Staying well-hydrated works on the same principle as an expectorant: more fluid in your system helps keep mucus thin. Warm liquids, steam from a hot shower, and humidified air can all help loosen phlegm and make coughing less painful. If you’re producing a lot of phlegm, coughing it out rather than swallowing it can reduce nausea and keep your stomach more comfortable.

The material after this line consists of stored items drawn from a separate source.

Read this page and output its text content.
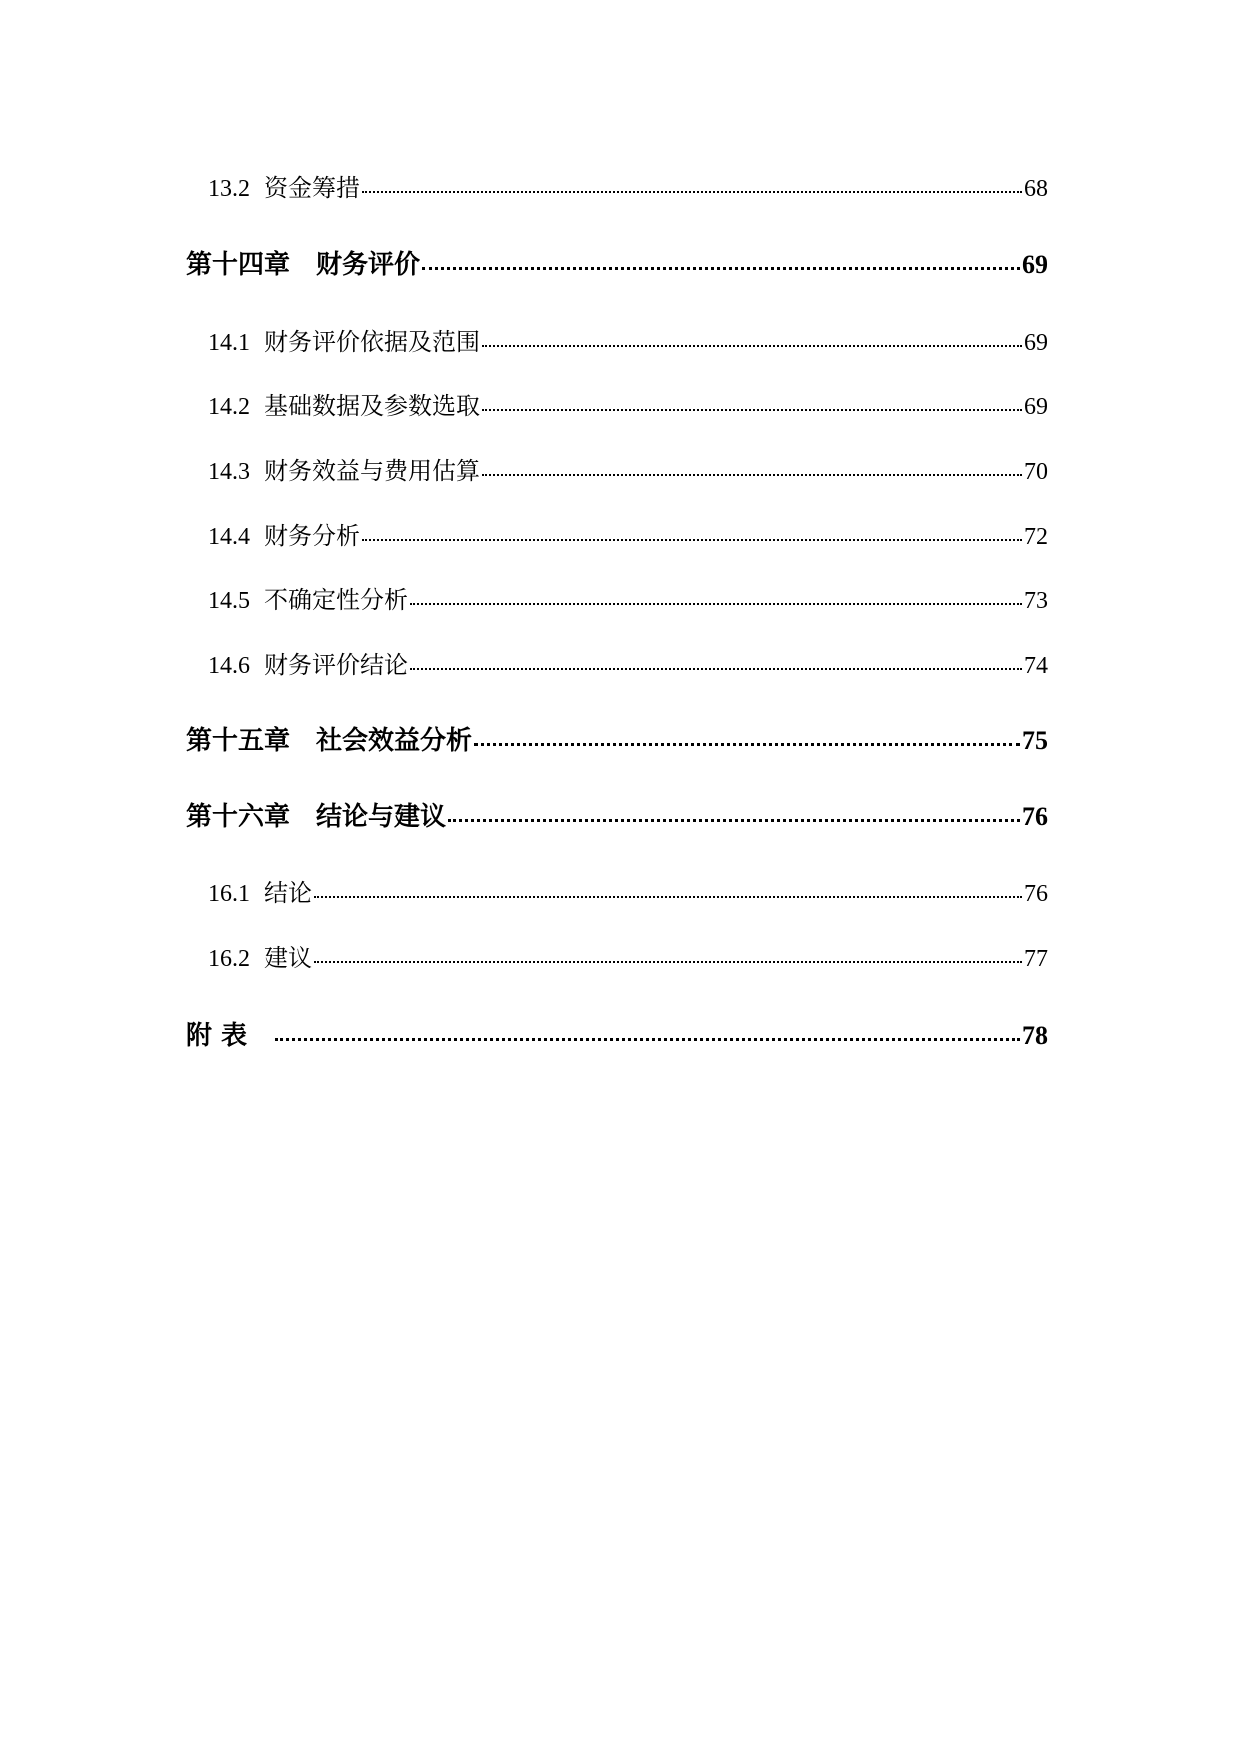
13.2 资金筹措	68
第十四章 财务评价	69
14.1 财务评价依据及范围	69
14.2 基础数据及参数选取	69
14.3 财务效益与费用估算	70
14.4 财务分析	72
14.5 不确定性分析	73
14.6 财务评价结论	74
第十五章 社会效益分析	75
第十六章 结论与建议	76
16.1 结论	76
16.2 建议	77
附 表	78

When Phlegm Signals Something Serious
Most productive coughs during a cold or respiratory infection are entirely normal and resolve within a few weeks. But certain changes in your phlegm deserve attention. Blood-streaked phlegm can happen from the sheer force of repeated coughing and is often harmless in small amounts. Coughing up larger quantities of blood, roughly half a cup or more in 24 hours, is considered a medical emergency. Even smaller amounts can be dangerous if you already have underlying lung or heart disease.
Phlegm that persists beyond eight weeks, phlegm accompanied by high fever and difficulty breathing, or a sudden worsening after you’d started to improve can all point to complications like pneumonia or a secondary bacterial infection layered on top of an initial viral illness.